An additional bonus for the Jazz — and their fans — is that those small steps are coming at the Lakers' expense. Even a marginalized triumph for the Jazz over a franchise that spends double the money on its roster and that gets quadruple the national attention is suddenly a whole lot less marginal.

Sometimes, you have to wonder which carries more weight for and brings more happiness to Jazz fans — the prospect of their team making the playoffs or the prospect of their team eliminating Kobe's Lakers?

The more narrow picture against the Thunder was this:

Could the Jazz hang with a team they might face in the postseason's first round? After all, what good does qualifying for the playoffs do if it's going to result in the same kind of lopsided embarrassment the Jazz suffered against the Spurs a year ago?

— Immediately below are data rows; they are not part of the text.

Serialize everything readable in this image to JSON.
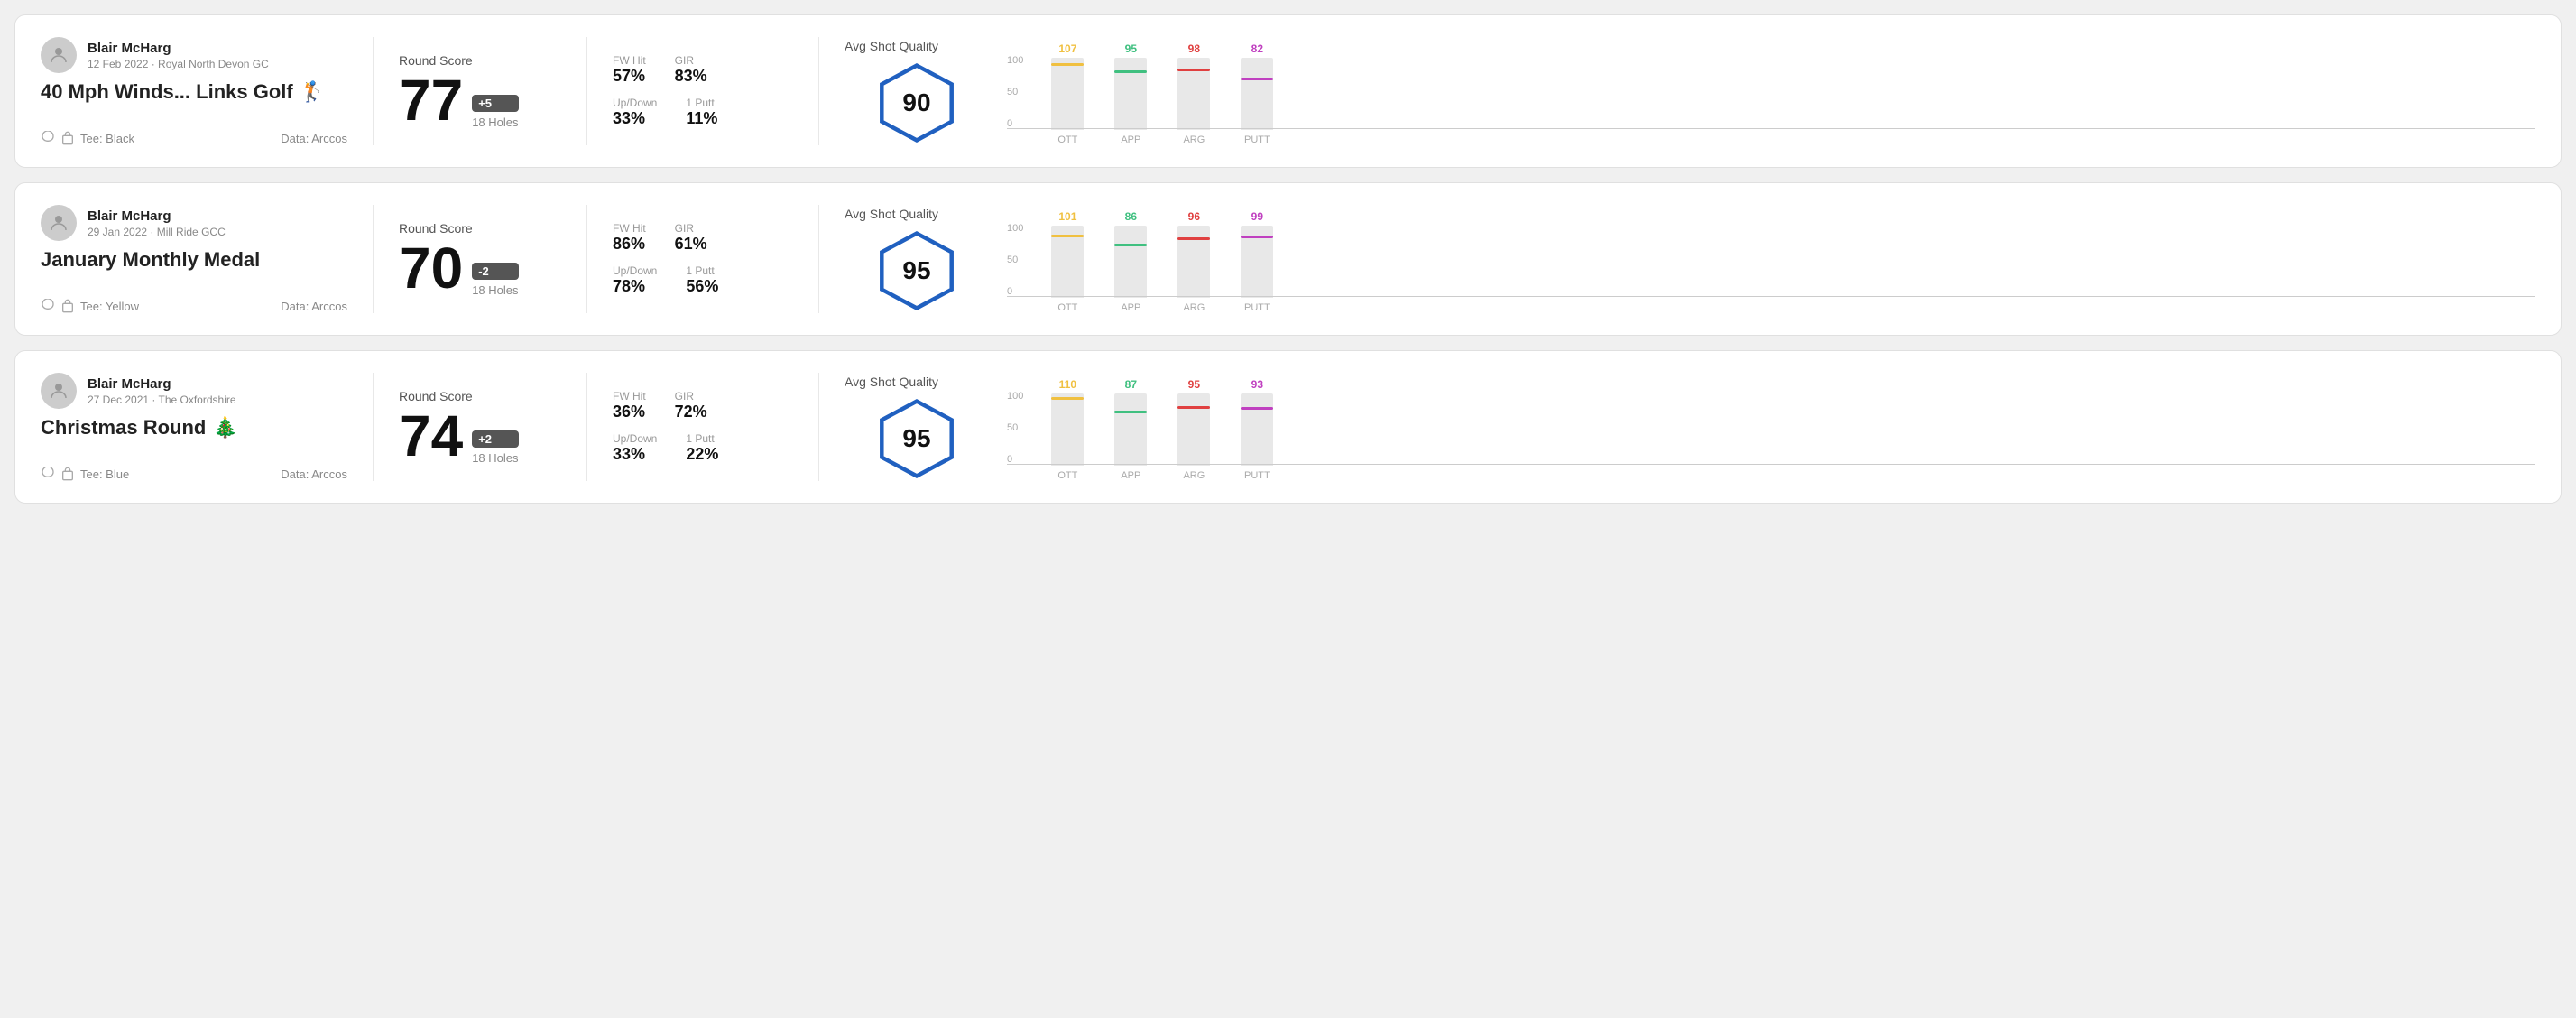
{
  "rounds": [
    {
      "id": "round1",
      "player_name": "Blair McHarg",
      "date": "12 Feb 2022 · Royal North Devon GC",
      "title": "40 Mph Winds... Links Golf",
      "title_emoji": "🏌️",
      "tee": "Tee: Black",
      "data_source": "Data: Arccos",
      "score": "77",
      "score_diff": "+5",
      "holes": "18 Holes",
      "fw_hit": "57%",
      "gir": "83%",
      "up_down": "33%",
      "one_putt": "11%",
      "avg_quality": "90",
      "quality_label": "Avg Shot Quality",
      "chart": {
        "bars": [
          {
            "label": "OTT",
            "value": 107,
            "color": "#f0c040"
          },
          {
            "label": "APP",
            "value": 95,
            "color": "#40c080"
          },
          {
            "label": "ARG",
            "value": 98,
            "color": "#e04040"
          },
          {
            "label": "PUTT",
            "value": 82,
            "color": "#c040c0"
          }
        ]
      }
    },
    {
      "id": "round2",
      "player_name": "Blair McHarg",
      "date": "29 Jan 2022 · Mill Ride GCC",
      "title": "January Monthly Medal",
      "title_emoji": "",
      "tee": "Tee: Yellow",
      "data_source": "Data: Arccos",
      "score": "70",
      "score_diff": "-2",
      "holes": "18 Holes",
      "fw_hit": "86%",
      "gir": "61%",
      "up_down": "78%",
      "one_putt": "56%",
      "avg_quality": "95",
      "quality_label": "Avg Shot Quality",
      "chart": {
        "bars": [
          {
            "label": "OTT",
            "value": 101,
            "color": "#f0c040"
          },
          {
            "label": "APP",
            "value": 86,
            "color": "#40c080"
          },
          {
            "label": "ARG",
            "value": 96,
            "color": "#e04040"
          },
          {
            "label": "PUTT",
            "value": 99,
            "color": "#c040c0"
          }
        ]
      }
    },
    {
      "id": "round3",
      "player_name": "Blair McHarg",
      "date": "27 Dec 2021 · The Oxfordshire",
      "title": "Christmas Round",
      "title_emoji": "🎄",
      "tee": "Tee: Blue",
      "data_source": "Data: Arccos",
      "score": "74",
      "score_diff": "+2",
      "holes": "18 Holes",
      "fw_hit": "36%",
      "gir": "72%",
      "up_down": "33%",
      "one_putt": "22%",
      "avg_quality": "95",
      "quality_label": "Avg Shot Quality",
      "chart": {
        "bars": [
          {
            "label": "OTT",
            "value": 110,
            "color": "#f0c040"
          },
          {
            "label": "APP",
            "value": 87,
            "color": "#40c080"
          },
          {
            "label": "ARG",
            "value": 95,
            "color": "#e04040"
          },
          {
            "label": "PUTT",
            "value": 93,
            "color": "#c040c0"
          }
        ]
      }
    }
  ],
  "chart_y_labels": [
    "100",
    "50",
    "0"
  ]
}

Turns out, the Jazz did hang within shouting distance of OKC, but they could not break through a barrier built by the Thunder over the first three periods. If the Jazz were motivated to win, so were the Thunder. They are battling with San Antonio for the best record and the top seed in the West. So, this wasn't one of those rudderless affairs in mid-January or a listless one in April where a disinterested contender floats into town and blows on out, eager, come what may on the scoreboard, to get out of Dodge and away from the thin air and whacko fans in ESA.

The Thunder outscored the Jazz in every quarter but the third, taking a 45-35 lead at the end of the first half and holding on through the undulations of the second. Bottom line is this: The Jazz could not hit enough shots to win, and on their way to missing too much, they threw the ball around like a molten rock.

"The pace of the game was slow," Tyrone Corbin said. "It was a grind-it-out type of game, so you can't afford to miss opportunities there."

The Jazz did miss an opportunity by missing so many shots.

But what we know after Tuesday night is what we already knew: The Jazz are diligent, but limited. If they are fortunate enough to get past the Lakers for that eighth spot, and they play Oklahoma City in the first round, turn out the lights, the party will end quickly.